Aanhankelijkheid
Weglopend van het huis van de Coumansen voelde Gregorius een bijna radeloze vermoeidheid in zich opkomen. Het was een vermoeidheid die zijn leven omspande.
Aan het eind van de straat kwam hij Franske tegen. De jongen begon stralend te lachen en stak beide armen omhoog.
‘Agnes?’ vroeg Franske toen zij tegenover elkaar stonden.
Gregorius nam de grote handen van de jongen in de zijne en drukte zijn vingers in het zachte vlees. Franske keek hem verwachtingsvol aan, het hoofd een beetje schuin.
Langzaam schudde Gregorius zijn hoofd. Hij wilde met Franske praten, iets persoonlijks tegen hem zeggen, woorden die de jongen zou kunnen begrijpen als een bewijs van aanhankelijkheid.

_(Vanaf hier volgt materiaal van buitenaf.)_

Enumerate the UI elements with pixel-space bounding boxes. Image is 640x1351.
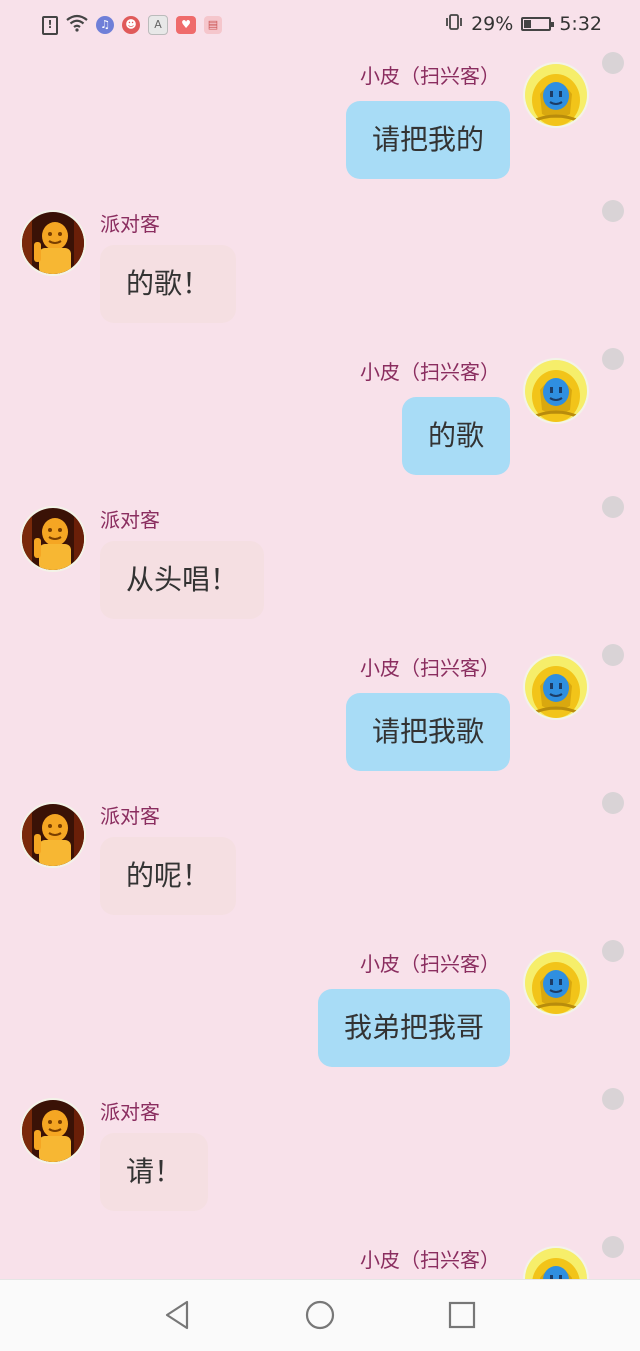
message-select-indicator[interactable]: [602, 940, 624, 962]
music-app-icon: ♫: [96, 16, 114, 34]
sender-name: 小皮（扫兴客）: [360, 952, 500, 976]
other-message: 派对客的呢！: [0, 792, 640, 932]
message-bubble[interactable]: 的歌！: [100, 245, 237, 323]
avatar[interactable]: [525, 64, 587, 126]
home-icon[interactable]: [303, 1298, 337, 1332]
battery-level-fill: [524, 20, 532, 28]
my-message: 小皮（扫兴客） 请把我的: [0, 52, 640, 192]
system-navigation-bar: [0, 1279, 640, 1351]
other-message: 派对客从头唱！: [0, 496, 640, 636]
pet-app-icon: ☻: [122, 16, 140, 34]
message-bubble[interactable]: 从头唱！: [100, 541, 265, 619]
message-bubble[interactable]: 我弟把我哥: [317, 989, 510, 1067]
avatar[interactable]: [22, 804, 84, 866]
avatar[interactable]: [525, 952, 587, 1014]
battery-icon: [521, 17, 555, 31]
message-select-indicator[interactable]: [602, 792, 624, 814]
message-bubble[interactable]: 请把我的: [345, 101, 510, 179]
message-bubble[interactable]: 的呢！: [100, 837, 237, 915]
vibrate-icon: [445, 13, 463, 35]
sender-name: 派对客: [100, 508, 160, 532]
avatar[interactable]: [525, 360, 587, 422]
red-app-icon: ♥: [176, 16, 196, 34]
message-select-indicator[interactable]: [602, 1088, 624, 1110]
message-select-indicator[interactable]: [602, 200, 624, 222]
message-select-indicator[interactable]: [602, 496, 624, 518]
avatar[interactable]: [22, 508, 84, 570]
sender-name: 小皮（扫兴客）: [360, 360, 500, 384]
my-message: 小皮（扫兴客） 我弟把我哥: [0, 940, 640, 1080]
back-icon[interactable]: [160, 1298, 194, 1332]
sender-name: 派对客: [100, 804, 160, 828]
status-bar: ! ♫ ☻ A ♥ ▤ 29% 5:32: [0, 0, 640, 52]
sim-alert-icon: !: [42, 15, 58, 35]
system-status: 29% 5:32: [445, 13, 602, 35]
message-bubble[interactable]: 请！: [100, 1133, 209, 1211]
wifi-icon: [66, 14, 88, 36]
sender-name: 派对客: [100, 212, 160, 236]
message-select-indicator[interactable]: [602, 1236, 624, 1258]
message-bubble[interactable]: 的歌: [401, 397, 510, 475]
cake-app-icon: ▤: [204, 16, 222, 34]
other-message: 派对客请！: [0, 1088, 640, 1228]
sender-name: 派对客: [100, 1100, 160, 1124]
my-message: 小皮（扫兴客） 的歌: [0, 348, 640, 488]
avatar[interactable]: [525, 656, 587, 718]
avatar[interactable]: [22, 1100, 84, 1162]
notification-icons: ! ♫ ☻ A ♥ ▤: [42, 14, 222, 36]
text-app-icon: A: [148, 15, 168, 35]
my-message: 小皮（扫兴客） 请把我歌: [0, 644, 640, 784]
other-message: 派对客的歌！: [0, 200, 640, 340]
message-select-indicator[interactable]: [602, 348, 624, 370]
my-message: 小皮（扫兴客）: [0, 1236, 640, 1280]
message-select-indicator[interactable]: [602, 644, 624, 666]
recents-icon[interactable]: [445, 1298, 479, 1332]
sender-name: 小皮（扫兴客）: [360, 1248, 500, 1272]
avatar[interactable]: [525, 1248, 587, 1280]
chat-message-list[interactable]: 小皮（扫兴客） 请把我的 派对客 的歌！ 小皮（扫兴客） 的歌 派对客 从头唱！ 小皮（扫兴客）…: [0, 52, 640, 1280]
clock-time: 5:32: [559, 13, 602, 35]
battery-percent: 29%: [471, 13, 514, 35]
message-bubble[interactable]: 请把我歌: [345, 693, 510, 771]
message-select-indicator[interactable]: [602, 52, 624, 74]
sender-name: 小皮（扫兴客）: [360, 656, 500, 680]
avatar[interactable]: [22, 212, 84, 274]
sender-name: 小皮（扫兴客）: [360, 64, 500, 88]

En hij, Gregorius, zou zelfs voor hem willen knielen, zijn handen om het dikke onderlichaam slaan en zijn hoofd tegen hem aandrukken.
Als hij de pijn maar niet hoefde te voelen en als hij zijn hersens kon stilzetten, zodat de malende gedachten zuurstofloos verpulverden en zijn geheugen woest en leeg werd als een aarde die genoeg had van de schepping.
Schreeuwen, dat was wat hij wilde, tot zijn longen leeg waren, een vacuüm dat hem bijna liet stikken, waarna ze zich met één hem uiteenscheurende klap weer vulden.
Hij wilde met de jongen door de bergen wandelen, hem met zachte dwang van een rotspunt duwen en hem naspringen; zij zouden wegzweven, hoog boven de zeldzame bloemen die zij eerst zo fanatiek gezocht hadden.
‘Franske,’ zei hij. ‘Weet je nog dat we gevliegerd hebben?’ Zo verschrikkelijk moe als hij zich voelde.
Hij nam de jongen bij de hand en bracht hem naar zijn auto. ‘Kom,’ zei Gregorius. ‘Wij gaan een eindje rijden.’